My 80s Playlist: Imagination’s Leee John reveals his favourite 80s tunes from Sade to Spandau Ballet
3 Oct 2023, 16:01
Singer and actor Leee John, best known as the lead singer of soul group Imagination, has shared his very favourite 80s tunes for My 80s Playlist.
Starting his career as a backing singer, Leee formed the famous three-piece band with Ashley Ingram and Errol Kennedy early in the decade.
Imagination had a top five hit with Body Talkin 1981, and continued to climb high in the charts with In and Out of Love and Flashback. Their 1982 track, Just an Illusion, went to number two.
As well as a talented musician, Leee also has an impressive telly CV, appearing in the likes of Doctor Who, Reborn in the US and The Adam and Joe Show.
While on Virgin Radio 80s Plus, Leee sat down with host Steve Denyer to chat all about the songs that made the decade, including huge hits from Eurythmics, Sade and Grace Jones.
For Leee John’s full My 80s Playlist, check out the video below:
Imagination - Flashback
Leee kicked off his My 80s Playlist with a look back at one of Imagination’s first hits, Flashback, released in 1981.
The single went to number 16, and according to the singer, he completed the full song in one take.
Leee explained: “I did all the choruses and then basically the intro I wanted, I didn't want to drum beat on things. So at that time it was analogue tape. Normally nowadays everything has a click track…but I had no click track. So I had one take to get it right.”
Sweet Dreams (Are Made Of This) - Eurythmics
Annie Lennox and Dave Stewart won major props with their new wave single from the 1983 album of the same name - Sweet Dreams (Are Made Of This)

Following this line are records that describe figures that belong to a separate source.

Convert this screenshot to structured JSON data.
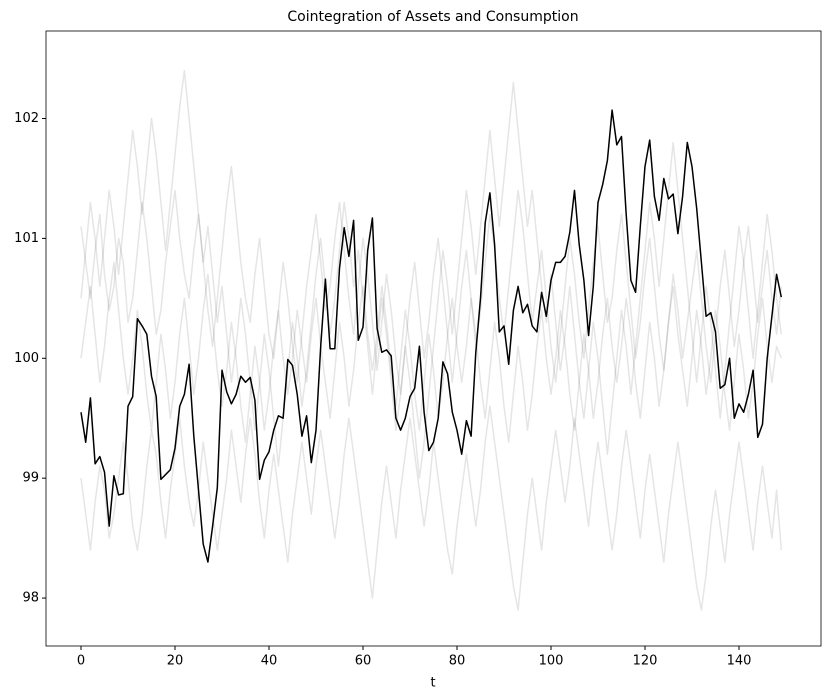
{
  "chart_data": {
    "type": "line",
    "title": "Cointegration of Assets and Consumption",
    "xlabel": "t",
    "x": [
      0,
      1,
      2,
      3,
      4,
      5,
      6,
      7,
      8,
      9,
      10,
      11,
      12,
      13,
      14,
      15,
      16,
      17,
      18,
      19,
      20,
      21,
      22,
      23,
      24,
      25,
      26,
      27,
      28,
      29,
      30,
      31,
      32,
      33,
      34,
      35,
      36,
      37,
      38,
      39,
      40,
      41,
      42,
      43,
      44,
      45,
      46,
      47,
      48,
      49,
      50,
      51,
      52,
      53,
      54,
      55,
      56,
      57,
      58,
      59,
      60,
      61,
      62,
      63,
      64,
      65,
      66,
      67,
      68,
      69,
      70,
      71,
      72,
      73,
      74,
      75,
      76,
      77,
      78,
      79,
      80,
      81,
      82,
      83,
      84,
      85,
      86,
      87,
      88,
      89,
      90,
      91,
      92,
      93,
      94,
      95,
      96,
      97,
      98,
      99,
      100,
      101,
      102,
      103,
      104,
      105,
      106,
      107,
      108,
      109,
      110,
      111,
      112,
      113,
      114,
      115,
      116,
      117,
      118,
      119,
      120,
      121,
      122,
      123,
      124,
      125,
      126,
      127,
      128,
      129,
      130,
      131,
      132,
      133,
      134,
      135,
      136,
      137,
      138,
      139,
      140,
      141,
      142,
      143,
      144,
      145,
      146,
      147,
      148,
      149
    ],
    "xlim": [
      -7.45,
      157.45
    ],
    "ylim": [
      97.6,
      102.73
    ],
    "xticks": [
      0,
      20,
      40,
      60,
      80,
      100,
      120,
      140
    ],
    "yticks": [
      98,
      99,
      100,
      101,
      102
    ],
    "series": [
      {
        "color": "#000000",
        "alpha": 0.1,
        "values": [
          101.1,
          100.8,
          100.5,
          100.9,
          101.2,
          100.7,
          100.4,
          100.6,
          101.0,
          100.8,
          100.3,
          100.5,
          100.9,
          101.3,
          101.0,
          100.6,
          100.2,
          100.4,
          100.8,
          101.1,
          101.4,
          101.0,
          100.7,
          100.5,
          100.9,
          101.2,
          100.8,
          100.4,
          100.1,
          100.5,
          100.9,
          101.3,
          101.6,
          101.2,
          100.8,
          100.5,
          100.3,
          100.7,
          101.0,
          100.6,
          100.2,
          100.0,
          100.4,
          100.8,
          100.5,
          100.1,
          99.8,
          100.2,
          100.6,
          100.9,
          101.2,
          100.8,
          100.4,
          100.6,
          101.0,
          101.3,
          100.9,
          100.5,
          100.2,
          100.6,
          101.0,
          100.7,
          100.3,
          99.9,
          100.3,
          100.7,
          100.4,
          100.0,
          99.7,
          100.1,
          100.5,
          100.8,
          100.4,
          100.0,
          100.3,
          100.7,
          101.0,
          100.6,
          100.2,
          99.8,
          100.2,
          100.6,
          100.9,
          100.5,
          100.1,
          100.4,
          100.8,
          101.2,
          100.9,
          100.5,
          100.2,
          100.6,
          101.0,
          101.4,
          101.1,
          100.7,
          100.3,
          100.6,
          100.9,
          100.5,
          100.1,
          99.8,
          100.2,
          100.6,
          101.0,
          100.7,
          100.3,
          100.0,
          100.4,
          100.8,
          101.1,
          100.7,
          100.3,
          100.5,
          100.9,
          101.2,
          100.8,
          100.4,
          100.0,
          100.3,
          100.7,
          101.0,
          100.6,
          100.2,
          99.9,
          100.3,
          100.7,
          100.4,
          100.0,
          100.3,
          100.6,
          100.9,
          100.5,
          100.1,
          99.8,
          100.2,
          100.6,
          100.9,
          100.5,
          100.1,
          100.4,
          100.8,
          101.1,
          100.7,
          100.3,
          100.6,
          100.9,
          100.5,
          100.2,
          100.6
        ]
      },
      {
        "color": "#000000",
        "alpha": 0.1,
        "values": [
          99.0,
          98.7,
          98.4,
          98.8,
          99.1,
          98.9,
          98.5,
          98.7,
          99.0,
          99.3,
          99.0,
          98.6,
          98.4,
          98.7,
          99.1,
          99.4,
          99.2,
          98.8,
          98.5,
          98.9,
          99.2,
          99.5,
          99.1,
          98.8,
          98.6,
          98.9,
          99.3,
          99.0,
          98.7,
          98.4,
          98.7,
          99.0,
          99.4,
          99.1,
          98.8,
          99.2,
          99.5,
          99.2,
          98.8,
          98.5,
          98.9,
          99.2,
          98.9,
          98.6,
          98.3,
          98.7,
          99.0,
          99.3,
          99.0,
          98.7,
          99.1,
          99.4,
          99.1,
          98.8,
          98.5,
          98.8,
          99.2,
          99.5,
          99.2,
          98.9,
          98.6,
          98.3,
          98.0,
          98.4,
          98.8,
          99.1,
          98.8,
          98.5,
          98.9,
          99.2,
          99.5,
          99.2,
          98.9,
          98.6,
          98.9,
          99.3,
          99.0,
          98.7,
          98.4,
          98.2,
          98.6,
          98.9,
          99.2,
          98.9,
          98.6,
          98.9,
          99.3,
          99.6,
          99.3,
          99.0,
          98.7,
          98.4,
          98.1,
          97.9,
          98.3,
          98.7,
          99.0,
          98.7,
          98.4,
          98.8,
          99.1,
          99.4,
          99.1,
          98.8,
          99.1,
          99.5,
          99.2,
          98.9,
          98.6,
          99.0,
          99.3,
          99.0,
          98.7,
          98.4,
          98.7,
          99.1,
          99.4,
          99.1,
          98.8,
          98.5,
          98.9,
          99.2,
          98.9,
          98.6,
          98.3,
          98.7,
          99.0,
          99.3,
          99.0,
          98.7,
          98.4,
          98.1,
          97.9,
          98.2,
          98.6,
          98.9,
          98.6,
          98.3,
          98.7,
          99.0,
          99.3,
          99.0,
          98.7,
          98.4,
          98.8,
          99.1,
          98.8,
          98.5,
          98.9,
          98.4
        ]
      },
      {
        "color": "#000000",
        "alpha": 0.1,
        "values": [
          100.0,
          100.3,
          100.6,
          100.2,
          99.8,
          100.1,
          100.5,
          100.8,
          100.4,
          100.0,
          99.7,
          100.0,
          100.4,
          100.1,
          99.7,
          99.4,
          99.8,
          100.2,
          99.9,
          99.5,
          99.8,
          100.2,
          100.5,
          100.1,
          99.7,
          100.0,
          100.4,
          100.7,
          100.3,
          99.9,
          99.6,
          99.9,
          100.3,
          100.0,
          99.6,
          99.3,
          99.7,
          100.1,
          99.8,
          99.4,
          99.7,
          100.1,
          100.4,
          100.0,
          99.7,
          100.0,
          100.4,
          100.1,
          99.8,
          100.2,
          100.5,
          100.1,
          99.8,
          99.5,
          99.9,
          100.3,
          100.0,
          99.6,
          99.9,
          100.3,
          100.6,
          100.2,
          99.9,
          100.2,
          100.6,
          100.3,
          99.9,
          99.6,
          100.0,
          100.4,
          100.1,
          99.7,
          99.4,
          99.8,
          100.2,
          99.9,
          99.5,
          99.8,
          100.2,
          100.5,
          100.1,
          99.8,
          100.1,
          100.5,
          100.2,
          99.8,
          99.5,
          99.9,
          100.3,
          100.0,
          99.6,
          99.3,
          99.7,
          100.1,
          99.8,
          99.4,
          99.7,
          100.1,
          100.4,
          100.0,
          99.7,
          100.0,
          100.4,
          100.1,
          99.7,
          99.4,
          99.8,
          100.2,
          99.9,
          99.5,
          99.8,
          100.2,
          100.5,
          100.1,
          99.8,
          100.1,
          100.5,
          100.2,
          99.8,
          99.5,
          99.9,
          100.3,
          100.0,
          99.6,
          99.9,
          100.3,
          100.6,
          100.2,
          99.9,
          99.6,
          100.0,
          100.4,
          100.1,
          99.7,
          100.0,
          100.4,
          100.1,
          99.7,
          99.4,
          99.8,
          100.2,
          99.9,
          99.5,
          99.8,
          100.2,
          100.5,
          100.1,
          99.8,
          100.1,
          100.0
        ]
      },
      {
        "color": "#000000",
        "alpha": 0.1,
        "values": [
          100.5,
          100.9,
          101.3,
          101.0,
          100.6,
          101.0,
          101.4,
          101.1,
          100.7,
          101.1,
          101.5,
          101.9,
          101.6,
          101.2,
          101.6,
          102.0,
          101.7,
          101.3,
          100.9,
          101.3,
          101.7,
          102.1,
          102.4,
          102.0,
          101.6,
          101.2,
          100.8,
          101.1,
          100.7,
          100.3,
          100.6,
          100.2,
          99.8,
          100.1,
          100.5,
          100.2,
          99.8,
          99.4,
          99.8,
          100.2,
          99.9,
          99.5,
          99.1,
          99.5,
          99.9,
          100.3,
          100.0,
          99.6,
          99.9,
          100.3,
          100.7,
          101.0,
          100.6,
          100.2,
          100.5,
          100.9,
          101.3,
          101.0,
          100.6,
          100.9,
          100.5,
          100.1,
          99.7,
          100.1,
          100.5,
          100.2,
          99.8,
          99.4,
          99.7,
          100.1,
          99.8,
          99.4,
          99.0,
          99.3,
          99.7,
          100.1,
          100.5,
          100.9,
          100.6,
          100.2,
          100.6,
          101.0,
          101.4,
          101.1,
          100.7,
          101.1,
          101.5,
          101.9,
          101.5,
          101.1,
          101.5,
          101.9,
          102.3,
          101.9,
          101.5,
          101.1,
          101.4,
          101.0,
          100.6,
          100.3,
          100.7,
          100.3,
          99.9,
          100.2,
          100.6,
          100.2,
          99.8,
          99.5,
          99.9,
          100.3,
          100.0,
          99.6,
          99.2,
          99.6,
          100.0,
          100.4,
          100.1,
          99.7,
          100.1,
          100.5,
          100.9,
          101.3,
          101.0,
          100.6,
          101.0,
          101.4,
          101.8,
          101.4,
          101.0,
          100.6,
          100.2,
          99.8,
          100.2,
          100.6,
          100.3,
          99.9,
          99.5,
          99.9,
          100.3,
          100.7,
          101.1,
          100.8,
          100.4,
          100.0,
          100.4,
          100.8,
          101.2,
          100.9,
          100.5,
          100.2
        ]
      },
      {
        "color": "#000000",
        "alpha": 1,
        "values": [
          99.55,
          99.3,
          99.67,
          99.12,
          99.18,
          99.05,
          98.6,
          99.02,
          98.86,
          98.87,
          99.6,
          99.68,
          100.33,
          100.27,
          100.2,
          99.85,
          99.68,
          98.99,
          99.03,
          99.07,
          99.25,
          99.6,
          99.7,
          99.95,
          99.35,
          98.9,
          98.45,
          98.3,
          98.6,
          98.92,
          99.9,
          99.72,
          99.62,
          99.7,
          99.85,
          99.8,
          99.84,
          99.65,
          98.99,
          99.15,
          99.22,
          99.4,
          99.52,
          99.5,
          99.99,
          99.94,
          99.7,
          99.35,
          99.52,
          99.13,
          99.4,
          100.1,
          100.66,
          100.08,
          100.08,
          100.75,
          101.09,
          100.85,
          101.15,
          100.15,
          100.26,
          100.9,
          101.17,
          100.25,
          100.05,
          100.07,
          100.02,
          99.5,
          99.4,
          99.5,
          99.68,
          99.75,
          100.1,
          99.55,
          99.23,
          99.3,
          99.5,
          99.97,
          99.87,
          99.55,
          99.4,
          99.2,
          99.48,
          99.35,
          100.05,
          100.5,
          101.13,
          101.38,
          100.95,
          100.22,
          100.27,
          99.95,
          100.4,
          100.6,
          100.38,
          100.45,
          100.27,
          100.22,
          100.55,
          100.35,
          100.65,
          100.8,
          100.8,
          100.85,
          101.05,
          101.4,
          100.95,
          100.65,
          100.19,
          100.6,
          101.3,
          101.45,
          101.65,
          102.07,
          101.78,
          101.85,
          101.2,
          100.65,
          100.55,
          101.1,
          101.6,
          101.82,
          101.35,
          101.15,
          101.5,
          101.33,
          101.37,
          101.04,
          101.35,
          101.8,
          101.6,
          101.25,
          100.8,
          100.35,
          100.38,
          100.22,
          99.75,
          99.78,
          100.0,
          99.5,
          99.62,
          99.55,
          99.7,
          99.9,
          99.34,
          99.45,
          100.0,
          100.35,
          100.7,
          100.51
        ]
      }
    ]
  }
}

The track became their breakthrough hit worldwide, topping the US Billboard Hot 100 and the charts in Canada and France.
Discussing his adoration for the track, Leee said: “It sends you back into an era I think. There's synthesisers especially in Sweet Dreams, you can hear it, it sends you into the zone. It was its own entity, musically in its own entity. It was synthesised but at the same time it had this sort of androgynous… it had that kind of feeling, so she was like a white Grace Jones. That's how I kind of saw Annie.”
Slave to the Rhythm - Grace Jones
Speaking of Grace Jones, 1985 R&B anthem Slave to the Rhythm was released in 1985, and became one of her most successful singles, often being considered one of her signature songs.
The track was originally intended for Frankie Goes to Hollywood, but was soon handed over to Jones, who then incorporated eight different versions of the same song on the album of the same name.
“She's iconic. She truly is,” Leee shared. “I think that she pushed and pulled at the envelope. I say Pull Up to the Bumper, baby. Everything. I mean, Grace is flawless. She can be very real, very down to earth.”
No Ordinary Love - Sade
Haunting hit No Ordinary Love by Sade appeared on the band’s Love Deluxe album in 1992.
It became a huge hit across Europe, reaching high chart positions in Italy, France and the UK.
Speaking of the record No Ordinary Love came from, Leee explained: “I love this album. I played it to death. I think I was in Bali and I played this album on the beach on a rotation. It just took me and I thought, I want to work with the producer of this track, because it's just so good.”
True - Spandau Ballet
New wave giants Spandau Ballet released their seminal hit, True, in 1983. It as written by guitarist and songwriter Gary Kemp, reportedly inspired by his feelings for Altered Images singer Clare Grogan.
It landed at number one in the UK, and became a signature track for the band.
For Leee, True has a rather familiar feel to it, as he explained to Steve: “[Tony] Swain and [Steve] Jolly, my producers, said Spandau Ballet really loved Body Talk and all the Imagination tracks, so they wanted to work with them. What people don't realise is there's certain riffs that everybody does. Every artist does, like Michael would do something or what have you. Mine was always [hushed] “huh, huh, huh, huh, huh,” like that's my riff.
“They wanted to have that kind of sound, you know, because there was that breathiness with it that we had in Body Talk and stuff. So it's cool. I mean, Tony [Hadley] didn't even know. I said, You stole my riff, but we're great!”